Comment 9 Eric Fiselier 2018-05-09 19:32:15 PDT
Perhaps we're talking past each other?

By "unique" i mean what [Itanium]p2.9.3 says when it states:
> After linking and loading, only one std::type_info structure is accessible via the external name defined by this ABI for any particular complete type symbol (see Vague Linkage). 

[1] https://itanium-cxx-abi.github.io/cxx-abi/abi.html#typeid
Comment 10 Eric Fiselier 2018-05-09 19:39:57 PDT
Ignore that last comment. It was misleading since the quoted section only places requirements on completed types. (Though it still requires their type info be deduplicated)

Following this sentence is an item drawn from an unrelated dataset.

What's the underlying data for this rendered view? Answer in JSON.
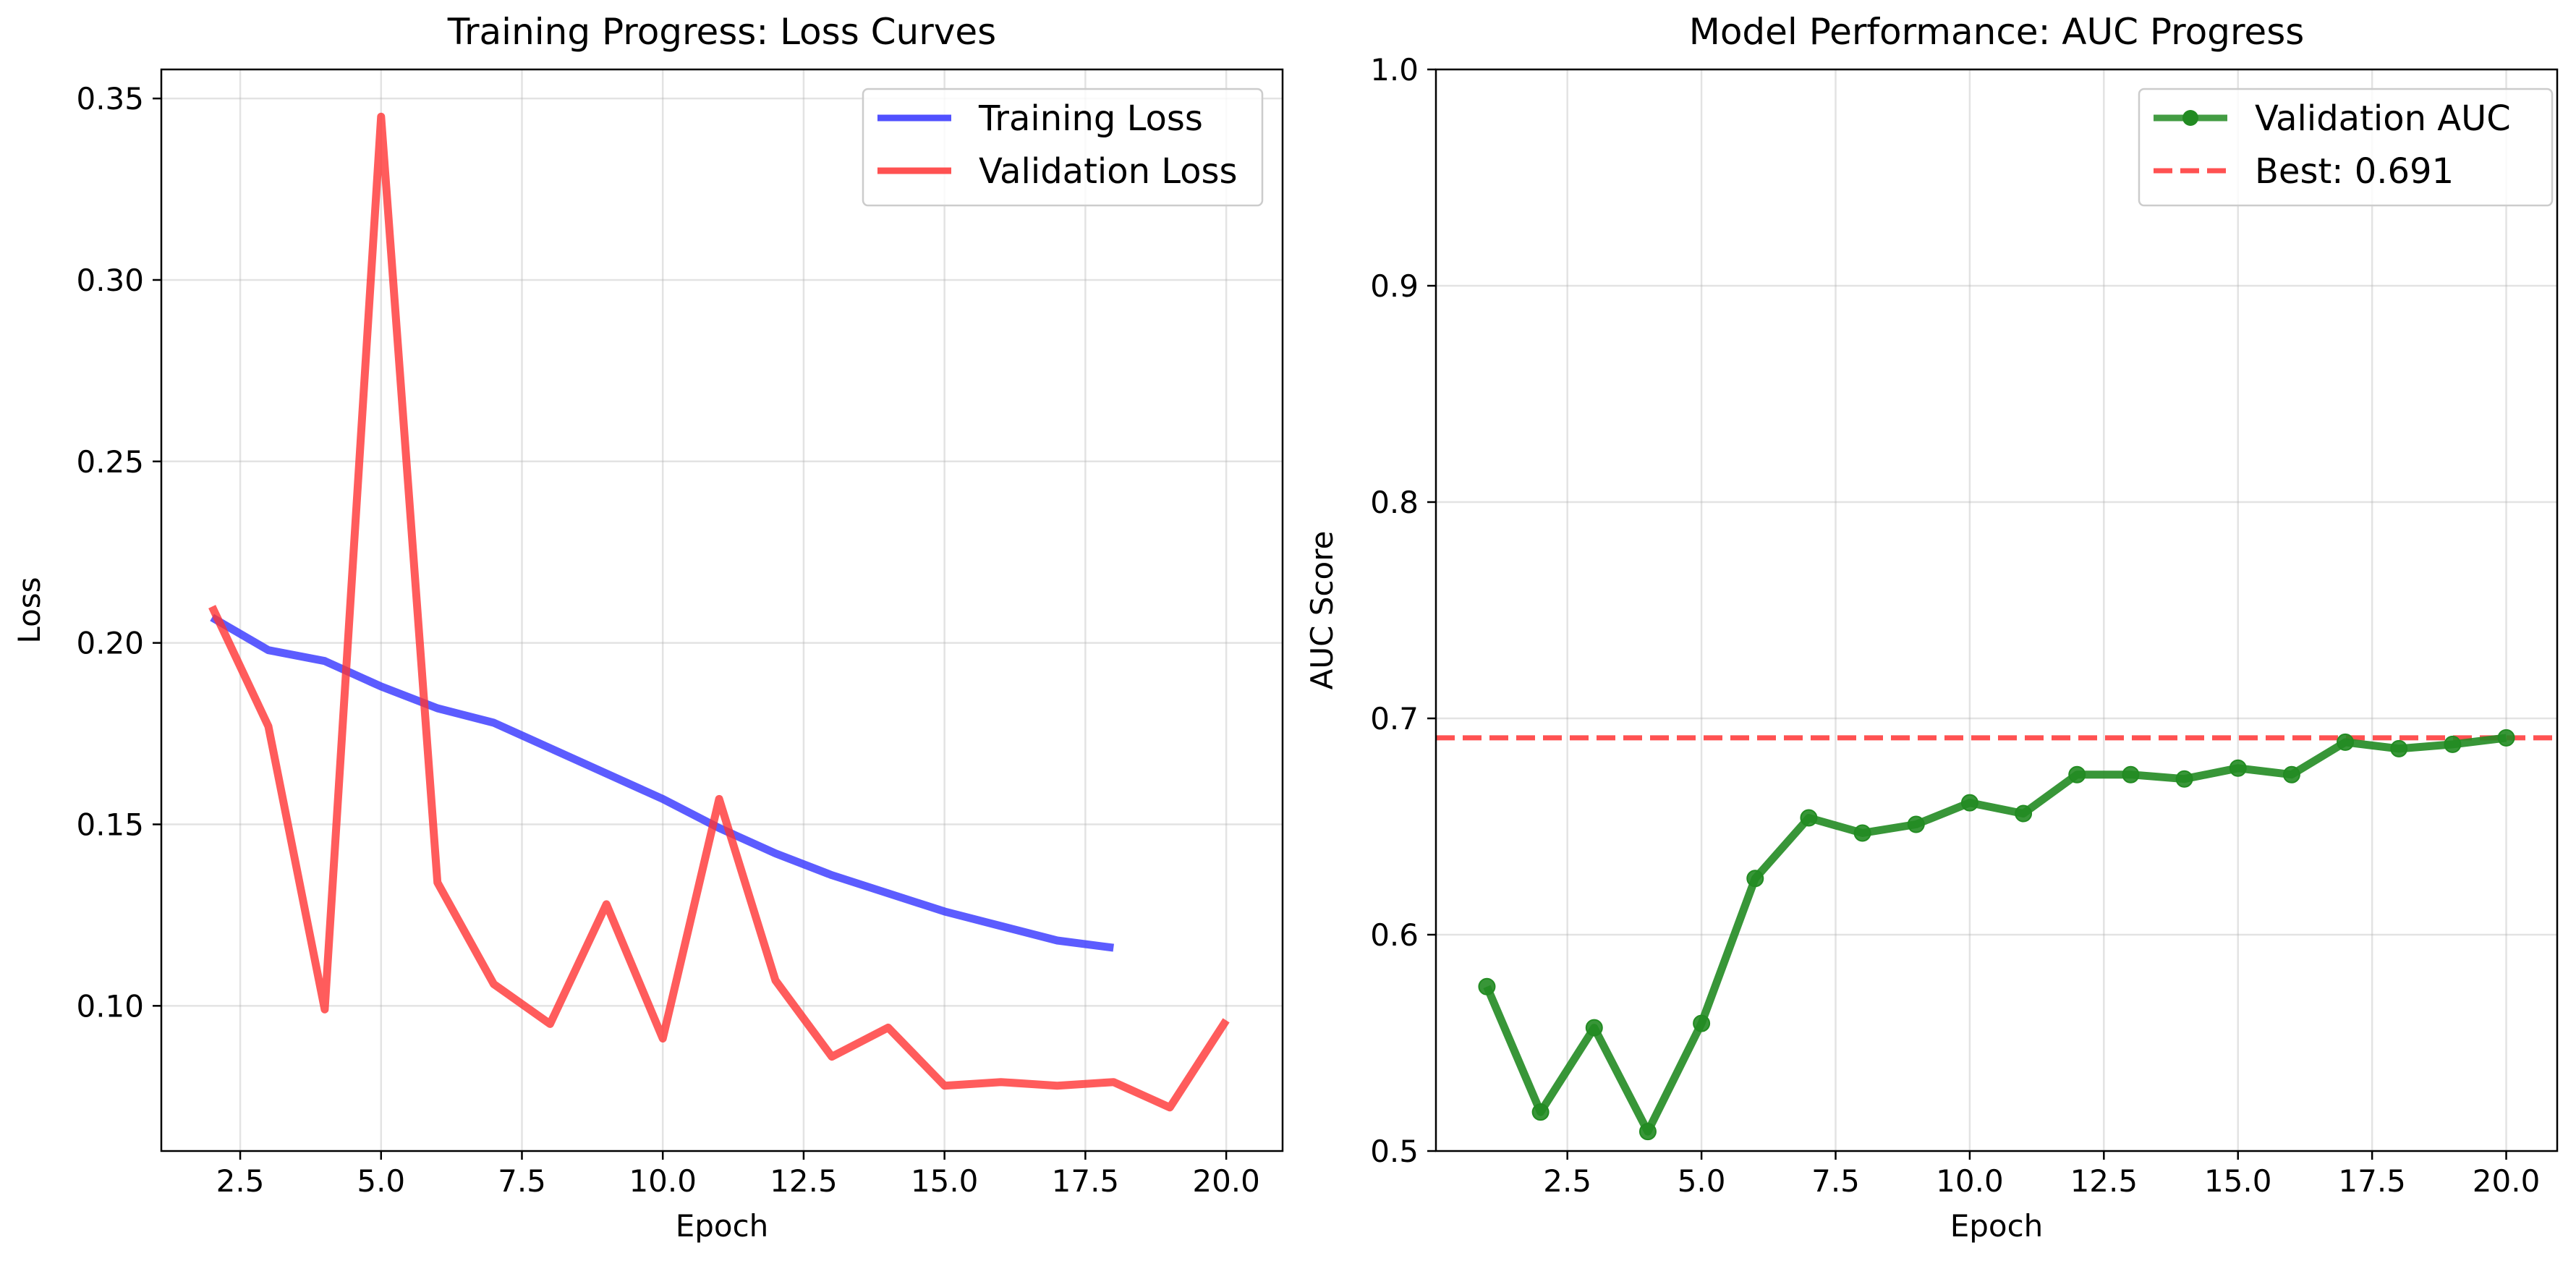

What I meant to cite was right below it:

> The name() member function returns the address of an NTBS,
> unique to the type

And

> In a flat address space (such as that of the Itanium architecture), 
> the operator==, operator!=, and before() members are easily implemented
> in terms of an address comparison of the name NTBS.
Comment 11 John McCall 2018-05-09 20:06:22 PDT
Sorry, I was thinking of various non-standard ABIs (including GCC's current ABI, IIRC, but also Darwin ARM64) which have concepts of non-unique RTTI.  That's my fault; I should have taken a second to remind myself what the Itanium ABI actually says.

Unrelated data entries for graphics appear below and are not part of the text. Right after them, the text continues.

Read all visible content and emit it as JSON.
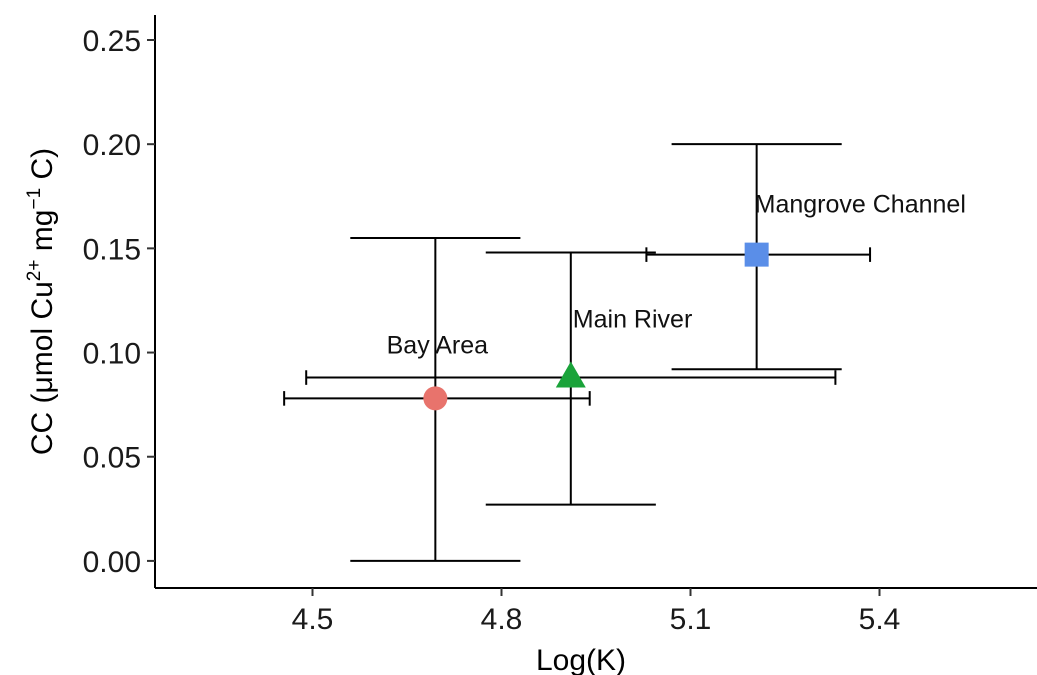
{
  "chart_data": {
    "type": "scatter",
    "title": "",
    "xlabel": "Log(K)",
    "ylabel": {
      "pre": "CC (μmol Cu",
      "sup1": "2+",
      "mid": " mg",
      "sup2": "−1",
      "post": " C)"
    },
    "xlim": [
      4.25,
      5.65
    ],
    "ylim": [
      -0.013,
      0.262
    ],
    "x_ticks": [
      4.5,
      4.8,
      5.1,
      5.4
    ],
    "x_tick_labels": [
      "4.5",
      "4.8",
      "5.1",
      "5.4"
    ],
    "y_ticks": [
      0.0,
      0.05,
      0.1,
      0.15,
      0.2,
      0.25
    ],
    "y_tick_labels": [
      "0.00",
      "0.05",
      "0.10",
      "0.15",
      "0.20",
      "0.25"
    ],
    "grid": false,
    "legend": "none",
    "points": [
      {
        "label": "Bay Area",
        "x": 4.695,
        "y": 0.078,
        "x_err": [
          4.455,
          4.94
        ],
        "y_err": [
          0.0,
          0.155
        ],
        "marker": "circle",
        "color": "#e8736c",
        "x_cap_halfheight": 0.0035,
        "y_cap_halfwidth": 0.135
      },
      {
        "label": "Main River",
        "x": 4.91,
        "y": 0.088,
        "x_err": [
          4.49,
          5.33
        ],
        "y_err": [
          0.027,
          0.148
        ],
        "marker": "triangle",
        "color": "#1aa33a",
        "x_cap_halfheight": 0.0035,
        "y_cap_halfwidth": 0.135
      },
      {
        "label": "Mangrove Channel",
        "x": 5.205,
        "y": 0.147,
        "x_err": [
          5.03,
          5.385
        ],
        "y_err": [
          0.092,
          0.2
        ],
        "marker": "square",
        "color": "#5a8ee8",
        "x_cap_halfheight": 0.0035,
        "y_cap_halfwidth": 0.135
      }
    ]
  }
}
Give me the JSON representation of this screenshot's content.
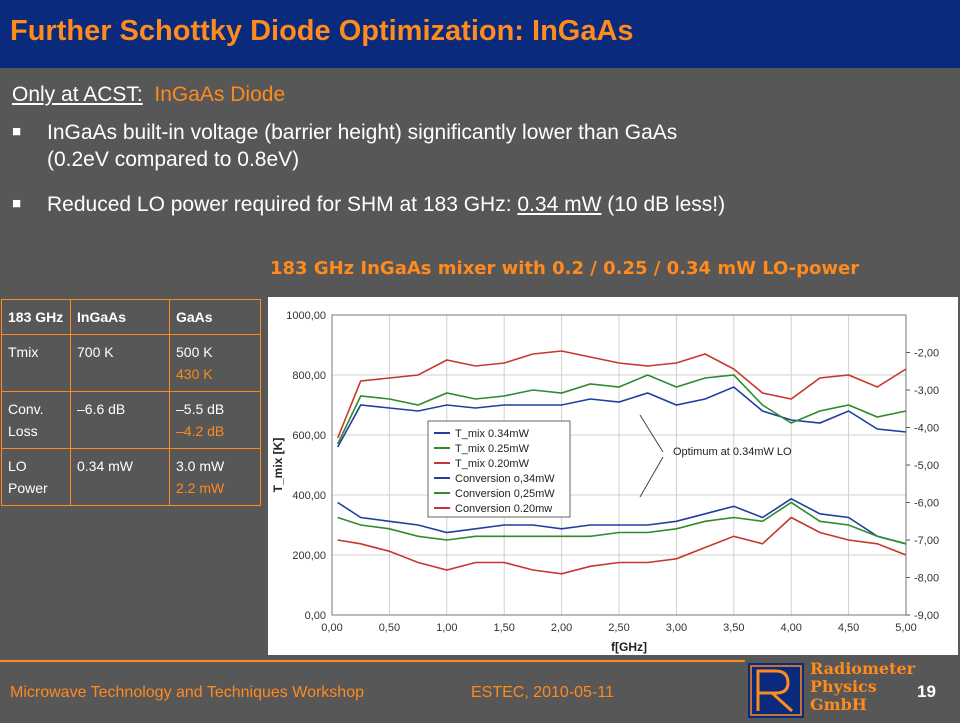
{
  "title": "Further Schottky Diode Optimization: InGaAs",
  "intro": {
    "underlined": "Only at ACST:",
    "rest": "InGaAs Diode"
  },
  "bullets": [
    {
      "mark": "■",
      "line1": "InGaAs built-in voltage (barrier height) significantly lower than GaAs",
      "line2": "(0.2eV compared to 0.8eV)"
    },
    {
      "mark": "■",
      "pre": "Reduced LO power required for SHM at 183 GHz: ",
      "ul": "0.34 mW",
      "post": " (10 dB less!)"
    }
  ],
  "chart_caption": "183 GHz InGaAs mixer with 0.2 / 0.25 / 0.34 mW LO-power",
  "table": {
    "header": [
      "183 GHz",
      "InGaAs",
      "GaAs"
    ],
    "rows": [
      {
        "label": "Tmix",
        "ingaas": "700 K",
        "gaas": "500 K",
        "gaas_alt": "430 K"
      },
      {
        "label": "Conv. Loss",
        "ingaas": "–6.6 dB",
        "gaas": "–5.5 dB",
        "gaas_alt": "–4.2 dB"
      },
      {
        "label": "LO Power",
        "ingaas": "0.34 mW",
        "gaas": "3.0 mW",
        "gaas_alt": "2.2 mW"
      }
    ]
  },
  "chart_data": {
    "type": "line",
    "xlabel": "f[GHz]",
    "ylabel": "T_mix [K]",
    "xlim": [
      0,
      5
    ],
    "ylim": [
      0,
      1000
    ],
    "y2lim": [
      -9,
      -1
    ],
    "x_ticks": [
      "0,00",
      "0,50",
      "1,00",
      "1,50",
      "2,00",
      "2,50",
      "3,00",
      "3,50",
      "4,00",
      "4,50",
      "5,00"
    ],
    "y_ticks": [
      "0,00",
      "200,00",
      "400,00",
      "600,00",
      "800,00",
      "1000,00"
    ],
    "y2_ticks": [
      "-2,00",
      "-3,00",
      "-4,00",
      "-5,00",
      "-6,00",
      "-7,00",
      "-8,00",
      "-9,00"
    ],
    "annotation": "Optimum at 0.34mW LO",
    "colors": {
      "blue": "#1f3f9e",
      "green": "#2e8b2e",
      "red": "#c8372d",
      "grid": "#d0d0d0"
    },
    "x": [
      0.05,
      0.25,
      0.5,
      0.75,
      1.0,
      1.25,
      1.5,
      1.75,
      2.0,
      2.25,
      2.5,
      2.75,
      3.0,
      3.25,
      3.5,
      3.75,
      4.0,
      4.25,
      4.5,
      4.75,
      5.0
    ],
    "series": [
      {
        "name": "T_mix 0.34mW",
        "axis": "left",
        "color": "blue",
        "values": [
          560,
          700,
          690,
          680,
          700,
          690,
          700,
          700,
          700,
          720,
          710,
          740,
          700,
          720,
          760,
          680,
          650,
          640,
          680,
          620,
          610
        ]
      },
      {
        "name": "T_mix 0.25mW",
        "axis": "left",
        "color": "green",
        "values": [
          570,
          730,
          720,
          700,
          740,
          720,
          730,
          750,
          740,
          770,
          760,
          800,
          760,
          790,
          800,
          700,
          640,
          680,
          700,
          660,
          680
        ]
      },
      {
        "name": "T_mix 0.20mW",
        "axis": "left",
        "color": "red",
        "values": [
          590,
          780,
          790,
          800,
          850,
          830,
          840,
          870,
          880,
          860,
          840,
          830,
          840,
          870,
          820,
          740,
          720,
          790,
          800,
          760,
          820
        ]
      },
      {
        "name": "Conversion o,34mW",
        "axis": "right",
        "color": "blue",
        "values": [
          -6.0,
          -6.4,
          -6.5,
          -6.6,
          -6.8,
          -6.7,
          -6.6,
          -6.6,
          -6.7,
          -6.6,
          -6.6,
          -6.6,
          -6.5,
          -6.3,
          -6.1,
          -6.4,
          -5.9,
          -6.3,
          -6.4,
          -6.9,
          -7.1
        ]
      },
      {
        "name": "Conversion 0,25mW",
        "axis": "right",
        "color": "green",
        "values": [
          -6.4,
          -6.6,
          -6.7,
          -6.9,
          -7.0,
          -6.9,
          -6.9,
          -6.9,
          -6.9,
          -6.9,
          -6.8,
          -6.8,
          -6.7,
          -6.5,
          -6.4,
          -6.5,
          -6.0,
          -6.5,
          -6.6,
          -6.9,
          -7.1
        ]
      },
      {
        "name": "Conversion 0.20mw",
        "axis": "right",
        "color": "red",
        "values": [
          -7.0,
          -7.1,
          -7.3,
          -7.6,
          -7.8,
          -7.6,
          -7.6,
          -7.8,
          -7.9,
          -7.7,
          -7.6,
          -7.6,
          -7.5,
          -7.2,
          -6.9,
          -7.1,
          -6.4,
          -6.8,
          -7.0,
          -7.1,
          -7.4
        ]
      }
    ]
  },
  "footer": {
    "left": "Microwave Technology and Techniques Workshop",
    "mid": "ESTEC, 2010-05-11",
    "page": "19",
    "logo_lines": [
      "Radiometer",
      "Physics",
      "GmbH"
    ],
    "logo_mark": "RPG"
  }
}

The Itanium type_info algorithm assumes that the RTTI name is globally uniqued.  For a pointer to a non-internal incomplete type, Clang should emitting the type_info symbol (_ZTI*) with internal linkage and the type name symbol (_ZTS*) with weak external linkage (in LLVM terms, linkonce_odr).  It looks like Clang is emitting the type name symbol with internal linkage, which is incorrect.
Comment 12 Eric Fiselier 2018-05-09 20:08:47 PDT
Awesome, glad you agree!

I've put up a Clang patch that does just that!
https://reviews.llvm.org/D46665
Comment 13 Eric Fiselier 2018-05-10 13:44:32 PDT
Fixed in r332028 (Clang 7.0).
Comment 14 Eric Fiselier 2018-05-30 10:56:29 PDT
Reopening. The Clang changes have been reverted.